# Reading in the Dark?



## DLT (Aug 27, 2010)

My K3 is scheduled for delivery Wednesday, and I am preparing to attack the Fed-Ex person.

Is is possible to read a K3 in the dark?  I am an avid bedtime reader, and the light needed to read a hardcopy book sometimes disturbs my wife.  Will I need some kind of accessorized light in order to read?  I looked at the lighted covers, and am concerned by the amount of light they might generate in a dark room.

Thank you all in advance...


----------



## TJoseph (Sep 1, 2010)

The Kindle is not backlit, so you will need a light to read it.  The lighted book cover you can get from Amazon for it does not put out any more light than a backlit computer screen or iPad, probably a lot less.


----------



## pidgeon92 (Oct 27, 2008)

The light dispersed by the Amazon lighted cover is significantly less than the light dispersed by my iPad. I wasn't impressed when I saw it on the website, but I ordered mine based on the many positive reviews by our members. I think it's a great cover, and an excellent reading light.


----------



## Sandpiper (Oct 28, 2008)

Prior to K3 covers with attached light, what was the light that was so popular for use with past generations of Kindles?  Short memory here.


----------



## Atunah (Nov 20, 2008)

Mighty Bright?


----------



## TJoseph (Sep 1, 2010)

I have a Kandle for my K2, but changing the batteries is a PITA.  I ordered the lighted cover for my wife's K3 and the new K3 that is coming for me.


----------



## DLT (Aug 27, 2010)

Thanks for the quick reply, ladies and/or gentlemen.  

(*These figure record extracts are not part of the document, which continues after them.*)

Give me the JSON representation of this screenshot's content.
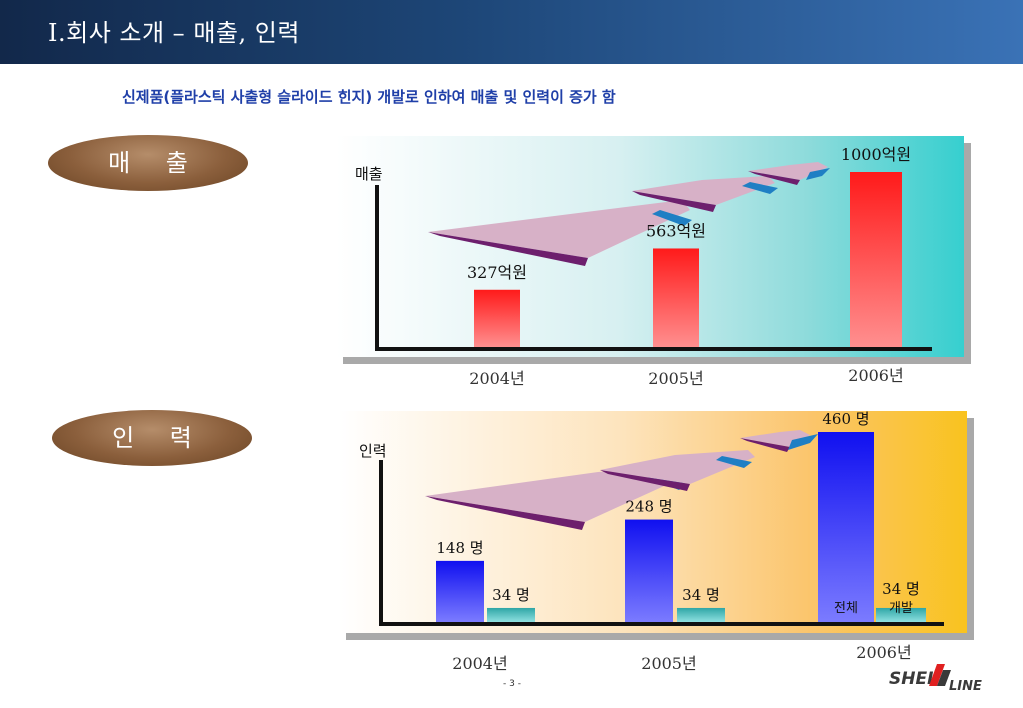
{
  "header": {
    "title": "I.회사 소개 – 매출, 인력"
  },
  "subtitle": "신제품(플라스틱 사출형 슬라이드 힌지) 개발로 인하여 매출 및 인력이 증가 함",
  "sections": {
    "sales_label": "매 출",
    "staff_label": "인 력"
  },
  "colors": {
    "header_dark": "#12284a",
    "header_light": "#3a72b6",
    "subtitle": "#1f3fa8"
  },
  "chart_data": [
    {
      "type": "bar",
      "ylabel": "매출",
      "categories": [
        "2004년",
        "2005년",
        "2006년"
      ],
      "values": [
        327,
        563,
        1000
      ],
      "value_labels": [
        "327억원",
        "563억원",
        "1000억원"
      ],
      "ylim": [
        0,
        1000
      ],
      "grid": false,
      "legend": "none"
    },
    {
      "type": "bar",
      "ylabel": "인력",
      "categories": [
        "2004년",
        "2005년",
        "2006년"
      ],
      "series": [
        {
          "name": "전체",
          "values": [
            148,
            248,
            460
          ],
          "value_labels": [
            "148 명",
            "248 명",
            "460 명"
          ]
        },
        {
          "name": "개발",
          "values": [
            34,
            34,
            34
          ],
          "value_labels": [
            "34 명",
            "34 명",
            "34 명"
          ]
        }
      ],
      "ylim": [
        0,
        460
      ],
      "grid": false,
      "legend": "in-bar"
    }
  ],
  "footer": {
    "page": "- 3 -",
    "logo_text": "SHELL LINE"
  }
}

I managed to find a small LED book light which I'll try first, I think.  I'm a little concerned by the weight of the full cover, insofar as I have probems with one hand.  I had no idea that the screen would not be backlit, electronic Luddite that I am.

Best-
DLT


----------



## Sandpiper (Oct 28, 2008)

I think it was the Kandle I didn't remember.  Sort of remembered it had a "cute" name.  Not so good, huh?


----------



## Cindy416 (May 2, 2009)

DLT said:


> Thanks for the quick reply, ladies and/or gentlemen.
> 
> I managed to find a small LED book light which I'll try first, I think. I'm a little concerned by the weight of the full cover, insofar as I have probems with one hand. I had no idea that the screen would not be backlit, electronic Luddite that I am.
> 
> ...


I could be wrong, but I think you will really like reading on your Kindle, even if it isn't backlit. (I much prefer reading on mine to reading on my iPad, mostly because of the backlight issue.) Using a small light will probably be all that you need. If you don't feel that the light you bought is satisfactory, give the Amazon cover with light a try. I like the fact that the light isn't hard on my eyes. I hope you don't regret your Kindle purchase.


----------



## Patricia (Dec 30, 2008)

I have the Octovo Solis.  It's going to the person purchasing my Kindle 2.  When I bought it I didn't realize it was made to specifically fit the Kindle 2.  Oh well, I enjoyed it while I was able to use it.  I now love my new Amazon lighted cover.


----------